Un partecipante fotografa la cattedra in apertura del convegno

Centri Linguistici Europei e inclusione: sono queste le tematiche della Giornata di studio Communication and Inclusion in EULCs: building on our research, cofinanziata dal MUR nell’ambito del progetto PRIN 2022. La giornata di studi, che si è svolta venerdì 27 giugno in Santa Marta, ha rappresentato un’occasione importante di confronto sulle politiche di comunicazione e inclusione dei centri linguistici europei, che giocano un ruolo estremamente rilevante nella formazione linguistica degli studenti universitari.

In apertura gli interventi di Università degli Studi di Verona con Sharon Hartle, Paola Vettorel e Elena Borsetto in The CEFR CV: Focus on Interaction and Communication Strategies. L’unità di Università per Stranieri di Siena ha proseguito poi con Valentina Tomassini e Emilia Petrocelli in Esplorare l’inclusione sociale su Instagram: un’analisi con Eye tracking delle pagine di CLA italiani, spagnoli e inglesi e con Daniele Corsi in Ocularizzazione e eye tracking: un’indagine sul montaggio interno nei piani sequenza di Welles e Hitchcock e implicazioni pedagogiche.

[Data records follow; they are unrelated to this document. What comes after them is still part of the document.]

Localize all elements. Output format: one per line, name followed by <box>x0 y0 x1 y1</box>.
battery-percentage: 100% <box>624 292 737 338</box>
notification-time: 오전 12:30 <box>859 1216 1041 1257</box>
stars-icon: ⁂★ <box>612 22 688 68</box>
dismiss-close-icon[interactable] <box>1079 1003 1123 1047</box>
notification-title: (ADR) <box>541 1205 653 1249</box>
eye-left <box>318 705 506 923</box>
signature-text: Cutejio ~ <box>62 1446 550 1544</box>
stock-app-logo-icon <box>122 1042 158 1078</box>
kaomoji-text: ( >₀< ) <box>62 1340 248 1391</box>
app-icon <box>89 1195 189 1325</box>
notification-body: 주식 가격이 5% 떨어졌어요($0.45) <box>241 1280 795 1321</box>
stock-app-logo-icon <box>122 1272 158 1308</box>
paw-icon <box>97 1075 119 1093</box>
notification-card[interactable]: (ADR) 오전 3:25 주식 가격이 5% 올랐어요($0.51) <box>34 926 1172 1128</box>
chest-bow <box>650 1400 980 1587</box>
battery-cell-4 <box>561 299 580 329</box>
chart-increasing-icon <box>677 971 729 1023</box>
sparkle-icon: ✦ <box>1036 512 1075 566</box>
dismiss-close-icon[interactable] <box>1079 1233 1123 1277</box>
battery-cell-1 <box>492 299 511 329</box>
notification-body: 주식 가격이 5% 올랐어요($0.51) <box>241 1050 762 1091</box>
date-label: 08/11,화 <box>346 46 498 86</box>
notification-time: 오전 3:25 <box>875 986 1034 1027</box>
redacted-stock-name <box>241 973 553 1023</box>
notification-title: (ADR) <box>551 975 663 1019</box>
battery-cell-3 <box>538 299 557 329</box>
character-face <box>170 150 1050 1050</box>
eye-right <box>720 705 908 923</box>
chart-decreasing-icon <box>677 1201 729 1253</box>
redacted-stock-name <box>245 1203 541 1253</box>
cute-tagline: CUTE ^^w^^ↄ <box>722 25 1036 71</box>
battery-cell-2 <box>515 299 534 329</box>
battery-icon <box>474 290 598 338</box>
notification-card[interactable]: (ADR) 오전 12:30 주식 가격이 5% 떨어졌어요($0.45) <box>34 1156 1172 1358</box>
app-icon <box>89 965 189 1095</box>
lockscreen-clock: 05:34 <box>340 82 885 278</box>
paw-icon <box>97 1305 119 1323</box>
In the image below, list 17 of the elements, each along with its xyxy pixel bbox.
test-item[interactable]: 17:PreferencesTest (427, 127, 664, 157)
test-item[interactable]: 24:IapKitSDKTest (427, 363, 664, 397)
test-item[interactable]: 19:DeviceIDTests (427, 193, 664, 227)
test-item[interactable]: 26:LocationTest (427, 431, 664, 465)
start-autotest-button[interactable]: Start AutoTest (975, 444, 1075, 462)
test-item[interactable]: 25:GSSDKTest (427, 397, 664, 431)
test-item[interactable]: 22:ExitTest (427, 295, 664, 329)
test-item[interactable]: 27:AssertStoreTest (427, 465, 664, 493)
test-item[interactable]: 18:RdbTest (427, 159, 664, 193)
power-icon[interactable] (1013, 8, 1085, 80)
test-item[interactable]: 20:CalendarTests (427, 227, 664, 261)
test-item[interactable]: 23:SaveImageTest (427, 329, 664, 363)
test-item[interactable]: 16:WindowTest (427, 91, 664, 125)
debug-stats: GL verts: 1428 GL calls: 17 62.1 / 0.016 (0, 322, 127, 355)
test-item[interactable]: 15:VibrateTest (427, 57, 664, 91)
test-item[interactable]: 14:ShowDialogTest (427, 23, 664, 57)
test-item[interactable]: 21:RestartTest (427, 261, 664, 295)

Nel pomeriggio hanno tenuto i loro interventi l’unità di Università degli Studi di Roma ‘Foro Italico’ con Alessandra Fazio, Michela Menghini e Valeria Tamburini relativamente a University Sport Centres representations: places of multilingual interaction and inclusion?, e l’unità di Università della Calabria con Anna Maria de Bartolo, Carmen Argondizzo, Vanessa Marcella, Michael Cronin e Sergio Pizziconi sulla tematica Including and Feeling Included: Representations and Perceptions of University Language Centres.